Greater than 4 months after she was arrested at a Moscow airport for hashish possession, a Russian court docket has set the beginning date of the legal trial of US basketball star Brittney Griner for 1 July.
The Phoenix Mercury star was additionally ordered to stay in custody during her legal trial. She might spend 10 years in jail if convicted on prices of large-scale transportation of medicine. Fewer than 1% of defendants in Russian legal instances are acquitted, and in contrast to within the US, acquittals might be overturned.
On Monday, the court docket within the Moscow suburb of Khimki prolonged Griner’s detention for an additional six months after she appeared for a preliminary listening to held behind closed doorways. Images obtained by the AP confirmed her showing in handcuffs. Griner had beforehand been ordered to stay in pretrial detention till 2 July.
Griner’s detention and trial come at an awfully low level in Moscow-Washington relations. She was arrested at Moscow’s Sheremetyevo Airport lower than per week earlier than Russia despatched troops into Ukraine, which aggravated already-high tensions.
Amid the tensions, Griner’s supporters had taken a low profile in hopes of a quiet decision, till Might, when the State Division reclassified her as wrongfully detained and shifted oversight of her case to its particular presidential envoy for hostage affairs successfully the US authorities’s chief negotiator.
That transfer has drawn extra consideration to Griner’s case, with supporters encouraging a prisoner swap just like the one in April that introduced house Marine veteran Trevor Reed in change for a Russian pilot convicted of drug trafficking conspiracy.
Russian information media have repeatedly raised hypothesis that she could possibly be swapped for Russian arms dealer Viktor Bout, nicknamed “The Service provider of Demise,” who's serving a 25-year sentence on conviction of conspiracy to kill US residents and offering assist to a terrorist group.
Russia has agitated for Bout’s launch for years. However the discrepancy between Griner’s case – she allegedly was present in possession of vape cartridges containing hashish – oil and Bout’s international dealings in weapons might make such a swap unpalatable to the US.
Others have prompt that she could possibly be traded in tandem with Paul Whelan, a former Marine and safety director serving a 16-year sentence on an espionage conviction that the US has repeatedly described as a set-up.

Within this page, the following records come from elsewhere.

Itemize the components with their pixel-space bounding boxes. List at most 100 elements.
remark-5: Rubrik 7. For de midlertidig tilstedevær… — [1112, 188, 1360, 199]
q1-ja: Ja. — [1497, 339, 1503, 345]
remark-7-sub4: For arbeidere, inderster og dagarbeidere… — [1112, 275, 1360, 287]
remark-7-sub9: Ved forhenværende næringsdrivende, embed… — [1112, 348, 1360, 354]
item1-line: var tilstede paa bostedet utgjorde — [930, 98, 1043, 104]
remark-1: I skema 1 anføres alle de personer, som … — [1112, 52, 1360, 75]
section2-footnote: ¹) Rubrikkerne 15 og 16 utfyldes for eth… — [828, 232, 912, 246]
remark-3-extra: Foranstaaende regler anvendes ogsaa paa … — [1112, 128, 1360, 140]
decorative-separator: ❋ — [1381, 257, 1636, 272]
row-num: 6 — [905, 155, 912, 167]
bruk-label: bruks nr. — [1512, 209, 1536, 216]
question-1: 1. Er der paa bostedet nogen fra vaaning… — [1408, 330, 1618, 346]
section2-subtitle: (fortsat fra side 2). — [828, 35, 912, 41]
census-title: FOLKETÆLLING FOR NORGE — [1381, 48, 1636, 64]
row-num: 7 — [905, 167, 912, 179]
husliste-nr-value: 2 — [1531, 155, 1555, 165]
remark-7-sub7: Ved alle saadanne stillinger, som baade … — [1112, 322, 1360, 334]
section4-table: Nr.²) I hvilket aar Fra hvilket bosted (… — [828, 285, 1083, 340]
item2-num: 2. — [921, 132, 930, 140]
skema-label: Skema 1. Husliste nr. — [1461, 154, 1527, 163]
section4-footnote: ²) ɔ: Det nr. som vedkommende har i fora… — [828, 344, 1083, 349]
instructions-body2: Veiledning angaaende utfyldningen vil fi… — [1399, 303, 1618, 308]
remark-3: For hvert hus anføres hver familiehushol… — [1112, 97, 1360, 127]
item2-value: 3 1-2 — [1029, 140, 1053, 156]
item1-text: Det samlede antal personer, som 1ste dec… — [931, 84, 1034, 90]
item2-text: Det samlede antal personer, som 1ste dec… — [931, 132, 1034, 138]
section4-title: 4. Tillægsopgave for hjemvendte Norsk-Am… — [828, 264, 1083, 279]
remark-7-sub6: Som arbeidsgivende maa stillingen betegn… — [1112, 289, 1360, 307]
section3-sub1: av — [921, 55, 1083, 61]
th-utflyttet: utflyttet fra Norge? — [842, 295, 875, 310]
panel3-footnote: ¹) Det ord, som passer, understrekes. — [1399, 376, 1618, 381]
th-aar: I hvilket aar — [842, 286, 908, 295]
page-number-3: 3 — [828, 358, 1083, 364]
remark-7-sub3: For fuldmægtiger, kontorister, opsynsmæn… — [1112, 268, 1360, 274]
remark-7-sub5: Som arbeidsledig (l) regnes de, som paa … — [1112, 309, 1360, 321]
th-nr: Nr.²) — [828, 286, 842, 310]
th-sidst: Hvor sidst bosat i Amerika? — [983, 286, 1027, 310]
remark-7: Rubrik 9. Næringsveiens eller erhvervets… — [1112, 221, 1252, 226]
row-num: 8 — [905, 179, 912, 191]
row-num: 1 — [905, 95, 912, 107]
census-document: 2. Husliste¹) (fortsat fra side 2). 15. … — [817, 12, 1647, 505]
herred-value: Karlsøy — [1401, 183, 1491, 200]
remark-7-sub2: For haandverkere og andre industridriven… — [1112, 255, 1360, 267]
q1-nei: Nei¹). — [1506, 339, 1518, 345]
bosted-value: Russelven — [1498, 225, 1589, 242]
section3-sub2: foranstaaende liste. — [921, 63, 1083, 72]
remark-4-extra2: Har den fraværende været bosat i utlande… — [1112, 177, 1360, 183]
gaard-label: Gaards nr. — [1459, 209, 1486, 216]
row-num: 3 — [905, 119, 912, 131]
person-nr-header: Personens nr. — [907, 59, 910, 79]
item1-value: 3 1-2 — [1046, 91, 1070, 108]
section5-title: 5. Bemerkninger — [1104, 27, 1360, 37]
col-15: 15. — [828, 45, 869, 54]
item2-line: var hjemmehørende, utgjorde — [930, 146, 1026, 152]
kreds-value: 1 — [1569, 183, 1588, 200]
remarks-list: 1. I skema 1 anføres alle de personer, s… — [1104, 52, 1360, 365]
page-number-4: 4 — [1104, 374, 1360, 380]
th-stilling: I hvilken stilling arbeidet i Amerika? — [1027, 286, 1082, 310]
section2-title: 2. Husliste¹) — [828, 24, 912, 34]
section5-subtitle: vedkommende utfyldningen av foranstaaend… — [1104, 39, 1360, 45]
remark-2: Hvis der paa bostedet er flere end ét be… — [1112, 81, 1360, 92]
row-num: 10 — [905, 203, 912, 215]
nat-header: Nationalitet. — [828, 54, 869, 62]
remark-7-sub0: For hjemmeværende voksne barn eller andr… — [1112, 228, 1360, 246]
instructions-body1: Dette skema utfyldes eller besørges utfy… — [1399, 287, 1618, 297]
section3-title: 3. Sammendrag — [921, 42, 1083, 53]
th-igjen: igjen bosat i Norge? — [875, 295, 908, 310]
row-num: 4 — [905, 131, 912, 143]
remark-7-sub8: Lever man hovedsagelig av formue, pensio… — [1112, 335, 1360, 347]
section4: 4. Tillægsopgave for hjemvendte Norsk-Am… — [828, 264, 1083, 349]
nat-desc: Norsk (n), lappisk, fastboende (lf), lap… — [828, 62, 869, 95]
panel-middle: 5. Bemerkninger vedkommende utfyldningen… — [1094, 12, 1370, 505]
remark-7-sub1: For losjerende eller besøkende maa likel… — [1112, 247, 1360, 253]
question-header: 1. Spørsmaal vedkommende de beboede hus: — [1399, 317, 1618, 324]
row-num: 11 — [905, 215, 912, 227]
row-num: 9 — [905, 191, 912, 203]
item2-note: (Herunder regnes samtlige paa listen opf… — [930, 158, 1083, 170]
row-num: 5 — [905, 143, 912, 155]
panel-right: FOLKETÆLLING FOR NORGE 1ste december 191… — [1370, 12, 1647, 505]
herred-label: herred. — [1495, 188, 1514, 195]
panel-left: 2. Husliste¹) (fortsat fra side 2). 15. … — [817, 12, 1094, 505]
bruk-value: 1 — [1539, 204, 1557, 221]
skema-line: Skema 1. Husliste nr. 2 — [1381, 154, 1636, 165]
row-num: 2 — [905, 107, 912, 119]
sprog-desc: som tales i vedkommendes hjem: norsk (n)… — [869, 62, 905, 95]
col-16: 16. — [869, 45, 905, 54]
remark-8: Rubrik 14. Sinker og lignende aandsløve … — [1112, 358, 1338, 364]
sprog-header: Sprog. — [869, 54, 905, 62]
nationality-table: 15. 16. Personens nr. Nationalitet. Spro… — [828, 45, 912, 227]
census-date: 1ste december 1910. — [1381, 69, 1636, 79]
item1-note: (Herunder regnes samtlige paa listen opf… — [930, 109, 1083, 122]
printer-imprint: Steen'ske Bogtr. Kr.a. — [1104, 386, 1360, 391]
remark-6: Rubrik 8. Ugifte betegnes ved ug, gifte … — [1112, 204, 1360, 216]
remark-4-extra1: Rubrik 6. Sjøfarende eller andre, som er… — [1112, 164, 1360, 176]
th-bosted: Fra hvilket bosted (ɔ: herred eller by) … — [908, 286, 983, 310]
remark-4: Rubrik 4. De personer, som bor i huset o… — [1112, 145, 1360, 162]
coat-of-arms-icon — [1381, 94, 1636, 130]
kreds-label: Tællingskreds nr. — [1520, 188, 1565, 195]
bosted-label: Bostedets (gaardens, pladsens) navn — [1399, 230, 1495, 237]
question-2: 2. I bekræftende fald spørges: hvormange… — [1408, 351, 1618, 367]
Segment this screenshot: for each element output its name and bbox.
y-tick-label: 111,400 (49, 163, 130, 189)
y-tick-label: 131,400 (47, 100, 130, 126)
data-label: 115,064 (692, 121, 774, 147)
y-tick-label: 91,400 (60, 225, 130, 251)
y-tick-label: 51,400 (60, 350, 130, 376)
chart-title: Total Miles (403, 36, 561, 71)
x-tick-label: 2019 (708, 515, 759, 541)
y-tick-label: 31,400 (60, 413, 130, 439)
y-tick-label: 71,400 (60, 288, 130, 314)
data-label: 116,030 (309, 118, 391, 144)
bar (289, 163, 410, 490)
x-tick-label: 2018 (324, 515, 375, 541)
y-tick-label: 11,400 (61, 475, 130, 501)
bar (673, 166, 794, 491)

The US secretary of state, Antony Blinken, was requested on Sunday on CNN whether or not a joint swap of Griner and Whelan for Bout was being thought of. He sidestepped the query.
“As a basic proposition ... I've bought no increased precedence than ensuring that People who're being illegally detained in a method or one other around the globe come house,” he mentioned. However “I can’t remark in any element on what we’re doing, besides to say that is an absolute precedence.”
Any swap would apparently require Griner to first be convicted and sentenced, then apply for a presidential pardon, Maria Yarmush, a lawyer specializing in worldwide civil affairs, instructed Kremlin-funded TV channel RT.